Young tries to remain optimistic but still pulls for others who were in similar circumstances as she was a year ago.
"I think we all understand things can happen outside people's control that put them in a position of needing some assistance, but that assistance is meant to be a temporary bridge to self-sufficiency, not a hammock for permanent dependency on government," Herbert said. "I want to reform Medicaid, not perpetuate its current failures."
Republican leaders in the state are against the option to expand beyond what is mandatory, as federal funding promised to help pay for an expansion is believed to be unsustainable.
Herbert said any money used, whether state or federal dollars, comes from taxpayers.
"Far from a gift horse, I worry what Washington may be offering is something more like a Trojan horse, and we all know how that turned out," he said.
"The fact is, every state dollar given to Medicaid is a dollar taken away from education, transportation, public safety and other health and human service needs," the governor said. "Even so, I recognize that Medicaid is an important part of our safety net system. It has helped thousands of Utahns avoid financial ruin and overcome significant health challenges."

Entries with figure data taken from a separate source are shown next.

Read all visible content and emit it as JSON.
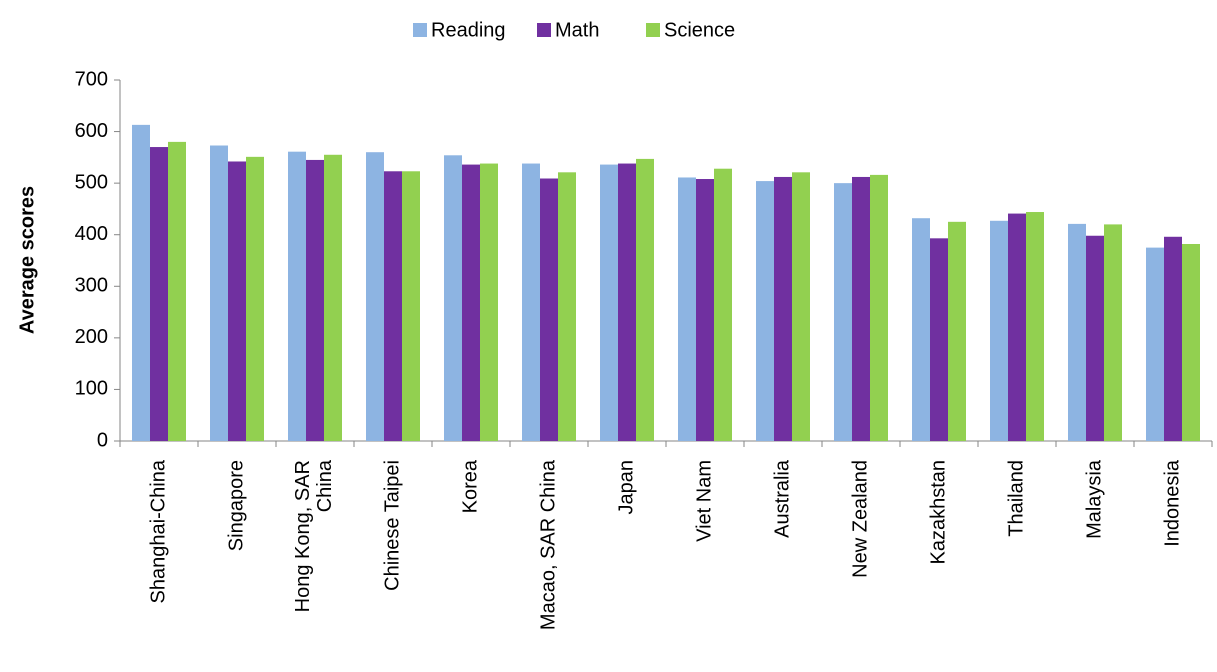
{
  "chart_data": {
    "type": "bar",
    "ylabel": "Average scores",
    "categories": [
      "Shanghai-China",
      "Singapore",
      "Hong Kong, SAR China",
      "Chinese Taipei",
      "Korea",
      "Macao, SAR China",
      "Japan",
      "Viet Nam",
      "Australia",
      "New Zealand",
      "Kazakhstan",
      "Thailand",
      "Malaysia",
      "Indonesia"
    ],
    "series": [
      {
        "name": "Reading",
        "color": "#8db4e2",
        "values": [
          613,
          573,
          561,
          560,
          554,
          538,
          536,
          511,
          504,
          500,
          432,
          427,
          421,
          375
        ]
      },
      {
        "name": "Math",
        "color": "#7030a0",
        "values": [
          570,
          542,
          545,
          523,
          536,
          509,
          538,
          508,
          512,
          512,
          393,
          441,
          398,
          396
        ]
      },
      {
        "name": "Science",
        "color": "#92d050",
        "values": [
          580,
          551,
          555,
          523,
          538,
          521,
          547,
          528,
          521,
          516,
          425,
          444,
          420,
          382
        ]
      }
    ],
    "ylim": [
      0,
      700
    ],
    "yticks": [
      0,
      100,
      200,
      300,
      400,
      500,
      600,
      700
    ],
    "legend": "top",
    "grid": false
  }
}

Herbert said he is "close" to deciding whether Utah will expand Medicaid to cover more of the state's uninsured population, but he would not say when a decision can be expected.

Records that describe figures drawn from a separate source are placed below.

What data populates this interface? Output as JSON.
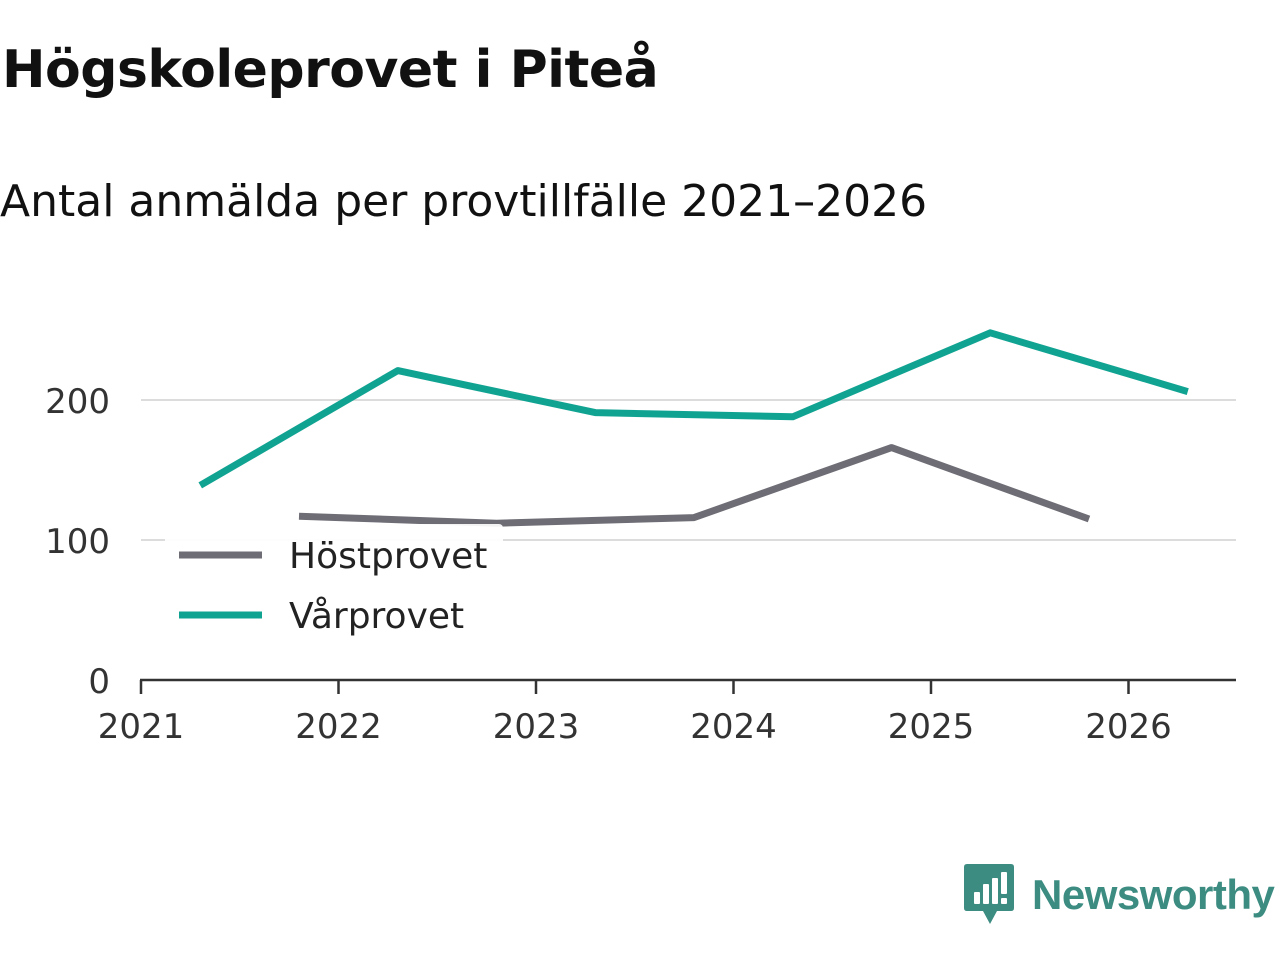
{
  "chart_data": {
    "type": "line",
    "title": "Högskoleprovet i Piteå",
    "subtitle": "Antal anmälda per provtillfälle 2021–2026",
    "xlabel": "",
    "ylabel": "",
    "xlim": [
      2021,
      2026.6
    ],
    "ylim": [
      0,
      260
    ],
    "xticks": [
      2021,
      2022,
      2023,
      2024,
      2025,
      2026
    ],
    "xtick_labels": [
      "2021",
      "2022",
      "2023",
      "2024",
      "2025",
      "2026"
    ],
    "yticks": [
      0,
      100,
      200
    ],
    "ytick_labels": [
      "0",
      "100",
      "200"
    ],
    "grid": true,
    "legend_position": "bottom-left",
    "series": [
      {
        "name": "Höstprovet",
        "color": "#6e6d75",
        "x": [
          2021.8,
          2022.8,
          2023.8,
          2024.8,
          2025.8
        ],
        "values": [
          117,
          112,
          116,
          166,
          115
        ]
      },
      {
        "name": "Vårprovet",
        "color": "#11a392",
        "x": [
          2021.3,
          2022.3,
          2023.3,
          2024.3,
          2025.3,
          2026.3
        ],
        "values": [
          139,
          221,
          191,
          188,
          248,
          206
        ]
      }
    ]
  },
  "brand": {
    "name": "Newsworthy",
    "logo_icon": "newsworthy-logo-icon",
    "color": "#3c8c82"
  }
}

Several Medicaid expansion options studied by the Utah workgroup were presented during Thursday's meeting, ranging from full expansion to formalizing charity care as a safety net in Utah. Lawmakers will also have a chance to weigh in on the final decision, as they hold the purse strings to implement any of the governor's decisions.
As of last week, 28 states and the District of Columbia were moving forward with some model of expansion, 15 were not, and seven — including Utah — remained undecided.
"I try to stay active and exercise. I'm not the typical MS patient," Combe said. "This came at me like I was smacked upside the head with a 2-by-4. People need to understand that it can happen to anybody."